Allison Winn Scotch (born June 12, 1973) is a New York Times best-selling American author, best known for her novels The Theory of Opposites (2013), Time of My Life (2008), and The Department of Lost and Found (2007). She is also a magazine contributor and has written for, among others, Cooking Light, Fitness, InStyle Weddings, Men's Health, Prevention, Redbook, Self, Shape, and Women's Health. At present, she contributes celebrity interviews and profiles to American Way. Time of My Life is currently under development at The Weinstein Company, with Meryl Poster producing. Scotch runs a writing blog, Ask Allison, to which aspiring writers ask questions about the publishing industry. She currently lives in Los Angeles with her family and dogs.

== Novels ==

=== The Department of Lost and Found (2007) ===
Natalie Miller's picture-perfect life is upended: she's diagnosed with breast cancer, her cheating boyfriend leaves her, and her job as an aide to a senator is on the line. After chemo and a mastectomy, Natalie re-examines her life and past relationships, and has to decide what parts of her old life can remain “lost,” and what she needs to “find” to move forward. The novel hit the USA Today bestseller list.

=== Time of My Life (2008) ===
Jillian Westfield's living a “perfect” suburban life, with a successful husband and a sweet little toddler, but can't help thinking “what if” about the choices she made seven years ago. When she wakes up back in time in a pivotal moment in her life, she gets to choose whether to re-make her old choices, or choose a different path for her future. Time of My Life made The New York Times Best Sellers list in October 2008.

=== The One That I Want (2010) ===
Tilly Farmer worked hard for years to keep her family life together after her mother died when Tilly was only seventeen. She took care of her younger sisters, her dad got sober, and fifteen years later she is married to her high-school sweetheart and trying for a baby. Then a fortune-teller gives her the gift of clarity, and she can suddenly see terrible things happening before they occur, including her father's relapse and her husband's departure.

=== The Song Remains the Same (2012) ===
Nell Slattery survives a plane crash but loses her memory. Her friends and family attempt to shield her from difficult aspects of her past. In an effort to recover her memories, Nell uses photos, art, and a playlist titled “The Best of Nell Slattery” featuring significant songs from her previous life.

=== The Theory of Opposites (2013) ===
Willa has grown up under her father's belief system that everything happens for a reason and is beyond our control, which he wrote a bestselling book about.
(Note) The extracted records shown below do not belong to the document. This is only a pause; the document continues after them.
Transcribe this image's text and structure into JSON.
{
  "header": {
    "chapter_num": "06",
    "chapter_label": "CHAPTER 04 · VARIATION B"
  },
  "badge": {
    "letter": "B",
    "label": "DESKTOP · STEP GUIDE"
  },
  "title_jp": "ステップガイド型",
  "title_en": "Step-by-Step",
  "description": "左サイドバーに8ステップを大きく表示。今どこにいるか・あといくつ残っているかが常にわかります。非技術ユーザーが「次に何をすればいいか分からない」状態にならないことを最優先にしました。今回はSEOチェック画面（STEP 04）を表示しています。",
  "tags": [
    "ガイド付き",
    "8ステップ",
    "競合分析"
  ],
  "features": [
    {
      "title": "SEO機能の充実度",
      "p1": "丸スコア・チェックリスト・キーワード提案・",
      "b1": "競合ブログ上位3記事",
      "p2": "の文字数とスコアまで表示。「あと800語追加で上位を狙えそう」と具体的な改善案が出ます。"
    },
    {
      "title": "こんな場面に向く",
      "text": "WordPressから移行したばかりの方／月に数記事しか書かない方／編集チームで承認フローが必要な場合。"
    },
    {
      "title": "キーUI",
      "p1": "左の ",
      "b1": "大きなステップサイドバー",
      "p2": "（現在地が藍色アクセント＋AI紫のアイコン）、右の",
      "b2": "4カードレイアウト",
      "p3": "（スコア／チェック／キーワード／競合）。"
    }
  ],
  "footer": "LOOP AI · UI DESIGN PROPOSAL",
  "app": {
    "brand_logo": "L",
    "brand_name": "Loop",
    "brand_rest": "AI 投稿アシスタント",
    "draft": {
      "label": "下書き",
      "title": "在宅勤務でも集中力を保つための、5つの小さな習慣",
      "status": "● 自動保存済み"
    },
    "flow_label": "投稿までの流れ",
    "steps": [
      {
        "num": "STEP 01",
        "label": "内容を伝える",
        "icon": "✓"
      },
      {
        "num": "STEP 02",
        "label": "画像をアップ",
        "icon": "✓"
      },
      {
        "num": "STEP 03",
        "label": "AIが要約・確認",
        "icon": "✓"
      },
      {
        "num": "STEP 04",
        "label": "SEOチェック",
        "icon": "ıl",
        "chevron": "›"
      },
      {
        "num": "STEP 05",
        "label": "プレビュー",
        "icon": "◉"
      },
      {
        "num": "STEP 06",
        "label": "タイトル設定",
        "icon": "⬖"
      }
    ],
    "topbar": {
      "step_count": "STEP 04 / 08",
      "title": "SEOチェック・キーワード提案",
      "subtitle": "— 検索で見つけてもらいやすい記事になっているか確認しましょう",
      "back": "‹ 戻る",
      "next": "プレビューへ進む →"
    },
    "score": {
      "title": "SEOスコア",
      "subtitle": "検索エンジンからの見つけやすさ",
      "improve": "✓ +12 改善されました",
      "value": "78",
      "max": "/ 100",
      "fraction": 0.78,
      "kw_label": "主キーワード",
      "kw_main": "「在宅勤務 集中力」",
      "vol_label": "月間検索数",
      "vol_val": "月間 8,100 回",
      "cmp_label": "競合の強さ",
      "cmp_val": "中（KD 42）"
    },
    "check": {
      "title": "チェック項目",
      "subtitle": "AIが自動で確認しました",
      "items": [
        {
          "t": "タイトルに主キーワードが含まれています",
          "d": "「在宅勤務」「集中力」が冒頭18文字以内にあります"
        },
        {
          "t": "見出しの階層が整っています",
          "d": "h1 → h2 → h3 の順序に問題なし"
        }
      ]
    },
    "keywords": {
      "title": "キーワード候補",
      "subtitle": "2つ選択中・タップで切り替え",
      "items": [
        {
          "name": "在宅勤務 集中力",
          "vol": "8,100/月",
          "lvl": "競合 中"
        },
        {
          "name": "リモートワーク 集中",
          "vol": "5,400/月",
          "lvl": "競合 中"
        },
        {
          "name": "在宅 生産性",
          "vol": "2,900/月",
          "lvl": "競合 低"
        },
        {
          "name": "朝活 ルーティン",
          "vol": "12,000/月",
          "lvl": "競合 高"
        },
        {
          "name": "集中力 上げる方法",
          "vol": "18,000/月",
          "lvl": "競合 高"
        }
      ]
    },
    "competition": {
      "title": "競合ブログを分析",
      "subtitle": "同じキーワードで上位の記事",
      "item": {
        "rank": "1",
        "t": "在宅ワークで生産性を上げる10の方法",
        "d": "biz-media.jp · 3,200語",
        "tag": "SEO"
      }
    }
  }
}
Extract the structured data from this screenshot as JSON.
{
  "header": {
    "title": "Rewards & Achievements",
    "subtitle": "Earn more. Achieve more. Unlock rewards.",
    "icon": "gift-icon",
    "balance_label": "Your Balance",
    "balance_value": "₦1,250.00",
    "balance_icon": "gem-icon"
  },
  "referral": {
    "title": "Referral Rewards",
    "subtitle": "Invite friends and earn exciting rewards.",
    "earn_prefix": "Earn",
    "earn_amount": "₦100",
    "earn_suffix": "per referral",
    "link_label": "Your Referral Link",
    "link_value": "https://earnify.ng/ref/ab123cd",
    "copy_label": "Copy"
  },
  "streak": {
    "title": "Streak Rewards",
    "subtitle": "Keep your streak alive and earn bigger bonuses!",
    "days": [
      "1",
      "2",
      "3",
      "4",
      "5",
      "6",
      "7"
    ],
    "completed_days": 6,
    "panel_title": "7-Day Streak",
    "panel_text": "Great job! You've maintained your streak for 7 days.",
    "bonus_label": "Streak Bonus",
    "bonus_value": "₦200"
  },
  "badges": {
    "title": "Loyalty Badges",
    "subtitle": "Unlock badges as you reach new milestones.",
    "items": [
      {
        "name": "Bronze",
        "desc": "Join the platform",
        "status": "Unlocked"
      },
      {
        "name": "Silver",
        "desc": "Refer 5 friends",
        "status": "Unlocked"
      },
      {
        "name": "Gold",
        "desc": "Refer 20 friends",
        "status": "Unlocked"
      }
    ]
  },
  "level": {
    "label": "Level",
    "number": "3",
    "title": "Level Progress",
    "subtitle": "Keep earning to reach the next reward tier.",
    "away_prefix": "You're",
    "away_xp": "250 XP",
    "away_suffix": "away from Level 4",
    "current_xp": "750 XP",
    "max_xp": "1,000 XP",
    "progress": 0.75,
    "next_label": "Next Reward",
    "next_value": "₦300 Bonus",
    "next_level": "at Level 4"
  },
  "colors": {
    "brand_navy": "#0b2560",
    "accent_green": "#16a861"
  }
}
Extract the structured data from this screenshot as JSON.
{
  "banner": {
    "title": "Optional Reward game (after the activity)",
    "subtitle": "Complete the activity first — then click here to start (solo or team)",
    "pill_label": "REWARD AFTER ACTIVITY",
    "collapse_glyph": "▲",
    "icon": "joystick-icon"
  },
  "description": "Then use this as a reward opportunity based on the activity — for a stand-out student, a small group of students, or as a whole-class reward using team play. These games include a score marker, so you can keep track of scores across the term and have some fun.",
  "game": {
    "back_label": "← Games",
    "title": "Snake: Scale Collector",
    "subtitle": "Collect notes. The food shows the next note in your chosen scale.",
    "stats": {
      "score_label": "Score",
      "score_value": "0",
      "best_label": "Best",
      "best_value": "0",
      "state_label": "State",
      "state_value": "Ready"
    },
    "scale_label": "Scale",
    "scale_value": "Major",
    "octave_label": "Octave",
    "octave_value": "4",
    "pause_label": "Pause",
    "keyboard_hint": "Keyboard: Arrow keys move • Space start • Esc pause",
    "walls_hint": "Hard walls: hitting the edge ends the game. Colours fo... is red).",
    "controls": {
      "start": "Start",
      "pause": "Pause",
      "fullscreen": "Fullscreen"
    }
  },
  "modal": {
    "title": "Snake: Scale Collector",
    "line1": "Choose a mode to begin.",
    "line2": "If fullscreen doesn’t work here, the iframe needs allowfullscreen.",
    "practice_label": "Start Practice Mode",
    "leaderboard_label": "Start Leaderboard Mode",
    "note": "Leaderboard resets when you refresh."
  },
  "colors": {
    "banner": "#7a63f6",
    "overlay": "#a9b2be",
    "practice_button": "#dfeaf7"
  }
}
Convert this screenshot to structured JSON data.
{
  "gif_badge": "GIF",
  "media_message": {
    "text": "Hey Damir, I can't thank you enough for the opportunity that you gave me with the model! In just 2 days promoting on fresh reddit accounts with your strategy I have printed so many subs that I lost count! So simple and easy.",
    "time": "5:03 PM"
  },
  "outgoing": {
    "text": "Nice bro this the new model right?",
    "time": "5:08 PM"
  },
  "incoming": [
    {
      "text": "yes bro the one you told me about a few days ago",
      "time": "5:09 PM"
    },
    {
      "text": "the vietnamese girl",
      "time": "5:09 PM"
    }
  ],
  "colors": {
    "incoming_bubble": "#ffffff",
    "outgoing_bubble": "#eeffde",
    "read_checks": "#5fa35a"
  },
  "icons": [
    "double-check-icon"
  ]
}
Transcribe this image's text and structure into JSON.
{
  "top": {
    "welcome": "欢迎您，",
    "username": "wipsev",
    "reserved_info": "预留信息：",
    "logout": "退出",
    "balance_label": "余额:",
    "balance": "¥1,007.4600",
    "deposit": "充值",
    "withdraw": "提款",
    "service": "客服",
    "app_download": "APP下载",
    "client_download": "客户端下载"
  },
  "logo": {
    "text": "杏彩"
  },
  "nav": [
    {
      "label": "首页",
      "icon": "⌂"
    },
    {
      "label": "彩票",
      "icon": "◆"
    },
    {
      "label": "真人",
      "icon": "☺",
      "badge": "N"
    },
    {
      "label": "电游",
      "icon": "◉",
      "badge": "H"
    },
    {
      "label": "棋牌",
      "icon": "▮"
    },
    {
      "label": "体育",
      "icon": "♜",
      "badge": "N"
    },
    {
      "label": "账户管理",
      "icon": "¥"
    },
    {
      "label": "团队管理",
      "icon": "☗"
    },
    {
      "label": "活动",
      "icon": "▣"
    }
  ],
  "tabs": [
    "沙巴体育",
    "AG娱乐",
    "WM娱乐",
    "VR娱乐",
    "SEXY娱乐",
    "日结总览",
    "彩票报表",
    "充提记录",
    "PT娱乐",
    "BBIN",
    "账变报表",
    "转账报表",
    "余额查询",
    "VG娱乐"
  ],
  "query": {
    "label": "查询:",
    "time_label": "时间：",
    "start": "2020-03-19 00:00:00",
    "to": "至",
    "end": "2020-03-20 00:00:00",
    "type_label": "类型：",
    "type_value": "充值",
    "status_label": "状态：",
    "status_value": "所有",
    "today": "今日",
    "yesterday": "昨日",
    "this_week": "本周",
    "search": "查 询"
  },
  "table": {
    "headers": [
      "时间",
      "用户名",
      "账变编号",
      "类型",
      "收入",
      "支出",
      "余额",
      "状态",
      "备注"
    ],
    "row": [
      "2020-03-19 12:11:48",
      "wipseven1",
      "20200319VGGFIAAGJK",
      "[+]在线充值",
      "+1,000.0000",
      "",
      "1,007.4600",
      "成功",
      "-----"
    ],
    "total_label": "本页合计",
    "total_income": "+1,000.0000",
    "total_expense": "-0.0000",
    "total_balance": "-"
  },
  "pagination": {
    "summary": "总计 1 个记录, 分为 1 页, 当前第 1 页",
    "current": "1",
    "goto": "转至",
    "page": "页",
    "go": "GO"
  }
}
But one day her husband decides he wants a two-month break, and her life spins out of control. She loses her job, her ex re-contacts her, and she has to examine whether she really believes in fate or whether she is in control of her destiny.

=== In Twenty Years (2016) ===
Five former best friends come back to the house they shared at Penn to celebrate what would have been the 40th birthday of their sixth roommate, Bea. Bea's death fractured the formerly tight-knit group, and long simmering tensions erupt when they all get back together. Bea planned this before her death, hoping that with time and perspective the friends could come together and heal old wounds.

=== Between Me and You (2018) ===
Tatum and Ben meet when they are young aspiring artists: Tatum an actress and Ben a screenwriter. They fall in love and get married, and gradually grow apart as their career paths have separate highs and lows. Their love story is told in two arcs - one moving forward in time from Tatum's point of view, and one winding backwards from Ben's. By exploring their relationship in reverse, Ben tries to write his way back into love with Tatum.

== Film ==
In May 2008, The Weinstein Company optioned rights to Time of My Life, with Meryl Poster producing. In August 2009, they announced Nicole Eastman (The Ugly Truth) as the screenwriter. The option was repurchased by TWC in February, 2010.

In December 2013, Theory of Opposites was optioned by Jennifer Garner's production company, Vandalia Films.

In May 2020, SONY Pictures acquired Time of My Life for development with Meryl Poster.